I saved him in my fone as special pumba. he was just pumba but then he found me drugs
if that dog is afraid of alcohol then he's no dog of mine
To say he's a good fuck is like saying the beatles had a bit of success. My vag is still mourning the fact he moved.
open bar reception. dayglow. pray for me
Restaurants Roasting People Who Gave Them Negative Yelp Reviews (25 Pics)
please come over and have sex with me so we can talk about prom and kill 2 birds with one condom
He ripped off his shirt and tried to give me CPR. That damn bong.
when im done with her im going to need you to carry me on your shoulders as i poses victoriously for all those who were within earshot
We were talking about threesomes when she went to say who she would have as her third. She did not get to finish her sentence because her bf already said my name.My sheer presence destroys relationships.
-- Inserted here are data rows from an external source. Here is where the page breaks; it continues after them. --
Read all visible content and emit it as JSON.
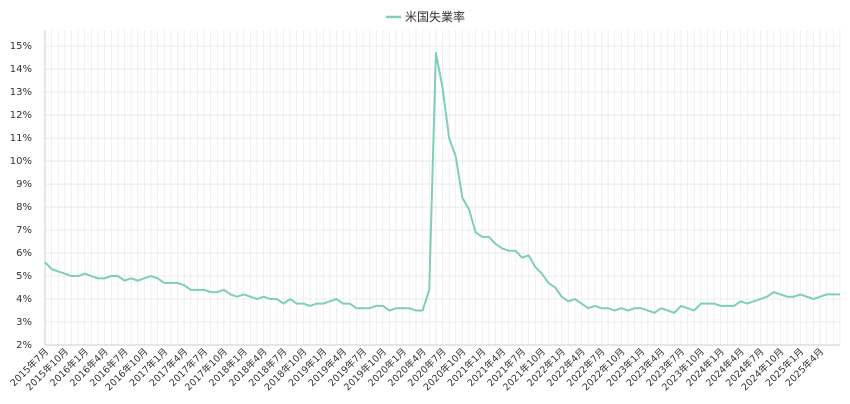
{
  "chart_data": {
    "type": "line",
    "title": "",
    "xlabel": "",
    "ylabel": "",
    "ylim": [
      2,
      15.7
    ],
    "legend_position": "top-center",
    "grid": true,
    "colors": {
      "series": "#7fcdbb",
      "grid": "#e6e6e6",
      "axis": "#333333"
    },
    "y_ticks": [
      "2%",
      "3%",
      "4%",
      "5%",
      "6%",
      "7%",
      "8%",
      "9%",
      "10%",
      "11%",
      "12%",
      "13%",
      "14%",
      "15%"
    ],
    "x_tick_labels": [
      "2015年7月",
      "2015年10月",
      "2016年1月",
      "2016年4月",
      "2016年7月",
      "2016年10月",
      "2017年1月",
      "2017年4月",
      "2017年7月",
      "2017年10月",
      "2018年1月",
      "2018年4月",
      "2018年7月",
      "2018年10月",
      "2019年1月",
      "2019年4月",
      "2019年7月",
      "2019年10月",
      "2020年1月",
      "2020年4月",
      "2020年7月",
      "2020年10月",
      "2021年1月",
      "2021年4月",
      "2021年7月",
      "2021年10月",
      "2022年1月",
      "2022年4月",
      "2022年7月",
      "2022年10月",
      "2023年1月",
      "2023年4月",
      "2023年7月",
      "2023年10月",
      "2024年1月",
      "2024年4月",
      "2024年7月",
      "2024年10月",
      "2025年1月",
      "2025年4月"
    ],
    "series": [
      {
        "name": "米国失業率",
        "x_start": "2015年7月",
        "frequency": "monthly",
        "values": [
          5.6,
          5.3,
          5.2,
          5.1,
          5.0,
          5.0,
          5.1,
          5.0,
          4.9,
          4.9,
          5.0,
          5.0,
          4.8,
          4.9,
          4.8,
          4.9,
          5.0,
          4.9,
          4.7,
          4.7,
          4.7,
          4.6,
          4.4,
          4.4,
          4.4,
          4.3,
          4.3,
          4.4,
          4.2,
          4.1,
          4.2,
          4.1,
          4.0,
          4.1,
          4.0,
          4.0,
          3.8,
          4.0,
          3.8,
          3.8,
          3.7,
          3.8,
          3.8,
          3.9,
          4.0,
          3.8,
          3.8,
          3.6,
          3.6,
          3.6,
          3.7,
          3.7,
          3.5,
          3.6,
          3.6,
          3.6,
          3.5,
          3.5,
          4.4,
          14.7,
          13.2,
          11.0,
          10.2,
          8.4,
          7.9,
          6.9,
          6.7,
          6.7,
          6.4,
          6.2,
          6.1,
          6.1,
          5.8,
          5.9,
          5.4,
          5.1,
          4.7,
          4.5,
          4.1,
          3.9,
          4.0,
          3.8,
          3.6,
          3.7,
          3.6,
          3.6,
          3.5,
          3.6,
          3.5,
          3.6,
          3.6,
          3.5,
          3.4,
          3.6,
          3.5,
          3.4,
          3.7,
          3.6,
          3.5,
          3.8,
          3.8,
          3.8,
          3.7,
          3.7,
          3.7,
          3.9,
          3.8,
          3.9,
          4.0,
          4.1,
          4.3,
          4.2,
          4.1,
          4.1,
          4.2,
          4.1,
          4.0,
          4.1,
          4.2,
          4.2,
          4.2
        ]
      }
    ]
  }
}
Something about getting whistled at in my work clothes while crossing the street with three Nuvarings in my back pocket feels wrong.
They want yo temporarily sterile ass.
Woman Posts Harassing DMs From Creep Online, Now He’s Upset Because People Told His Mom
WHAT GOOD IS APPRECIATING IF NOBODY'S NAKED
I managed to get through my meeting without throwing up in someone else's office, so there's that for an accomplishment today.
jesus, I think that canada gold metal game has completely changed all rules of acceptable drinking habits, I was fucked untill noon and I just got invited to go party when I get off work...at 600am...and NO ONE understood why i was hesitant
No, the high point was when you stood on a chair and shouted you were the god of tits and wine.
I'm gonna watch porn and nap. I think I really have this Valentine's Day thing down
He got up after sex and said "is it wrong if I say happy Mother's Day?"